Below is a sample hive profile entry to deal with OVERWRITE
functionality for the hive connector called minio
:
trino-incremental-hive:
target: dev
outputs:
dev:
type: trino
method: none
user: admin
password:
catalog: minio
schema: tiny
host: localhost
port: 8080
http_scheme: http
session_properties:
minio.insert_existing_partitions_behavior: OVERWRITE
threads: 1
Existing partitions in the target model that match the staged data will be overwritten. The rest of the partitions will be simply appended to the target model.
NOTE that this functionality works on incremental models that use partitioning:
{{
config(
materialized = 'incremental',
properties={
"format": "'PARQUET'",
"partitioned_by": "ARRAY['day']",
}
)
}}
Trino connectors use table properties to configure connector specifics.
Check the Trino connector documentation for more information.
{{
config(
materialized='table',
properties={
"format": "'PARQUET'",
"partitioning": "ARRAY['bucket(id, 2)']",
}
)
}}
Seeds are CSV files in your dbt project (typically in your data directory), that dbt can load into your data warehouse using the dbt seed command.
For dbt-trino batch_size is defined in macro trino__get_batch_size()
and default value is 1000
.
In order to override default value define within your project a macro like the following:
{% macro default__get_batch_size() %}
{{ return(10000) }}
{% endmacro %}
In order to generate lineage flow in docs use ref
function in the place of table names in the query. It builts dependencies between models and allows to create DAG with data flow. Refer to examples here.
dbt docs generate # generate docs
dbt docs serve --port 8081 # starts local server (by default docs server runs on 8080 port, it may cause conflict with Trino in case of local development)
By default, all dbt models are built in the schema specified in your target. But sometimes you wish to build some of the models in a custom schema. In order to do so, use the schema
configuration key to specify a custom schema for a model. See here for the documentation. It is important to note that by default, dbt will generate the schema name for a model by concatenating the custom schema to the target schema, as in: <target_schema>_<custom_schema>
.
Tests can be executed against Trino or Starburst server.
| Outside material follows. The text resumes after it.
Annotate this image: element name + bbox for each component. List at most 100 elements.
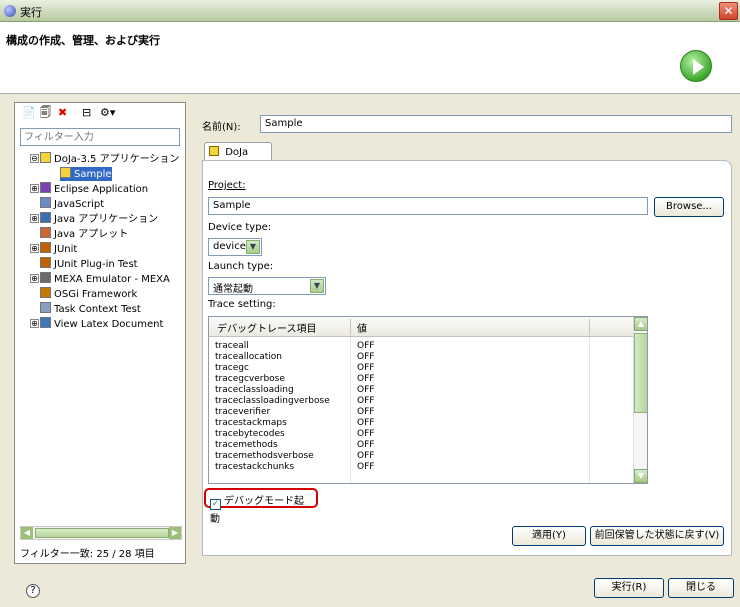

To run all tests alongside with building required docker images and server initialization run:
make dbt-trino-tests
make dbt-starburst-tests
Build dbt container locally:
./docker/dbt/build.sh
Run Trino or Starburst server locally:
./docker/init_trino.bash
./docker/init_starburst.bash
Run tests against Trino or Starburst:
./docker/run_tests.bash
Run the locally-built docker image (from docker/dbt/build.sh):
export DBT_PROJECT_DIR=$HOME/... # wherever the dbt project you want to run is
docker run -it --mount "type=bind,source=$HOME/.dbt/,target=/root/.dbt" --mount="type=bind,source=$DBT_PROJECT_DIR,target=/usr/app" --network dbt-net dbt-trino /bin/bash
Install the libraries required for development in order to be able to run the dbt tests:
pip install -r dev_requirements.txt
Run from the base directory of the project the command:
tox -r
or
pytest test/integration/trino.dbtspec
Before doing a release dbt's version requires updating. In order to bump dbt-trino and dbt-core version run:
bumpversion --config-file .bumpversion-dbt.cfg patch --new-version <new-version>
bumpversion --config-file .bumpversion.cfg patch --new-version <new-version> --allow-dirty
Next step is to merge bump commit and making sure that test suite pass.
Finally to release dbt-trino
to PyPi and GitHub trigger release workflow release.yml
.
Everyone interacting in the dbt project's codebases, issue trackers, chat rooms, and mailing lists is expected to follow the PyPA Code of Conduct.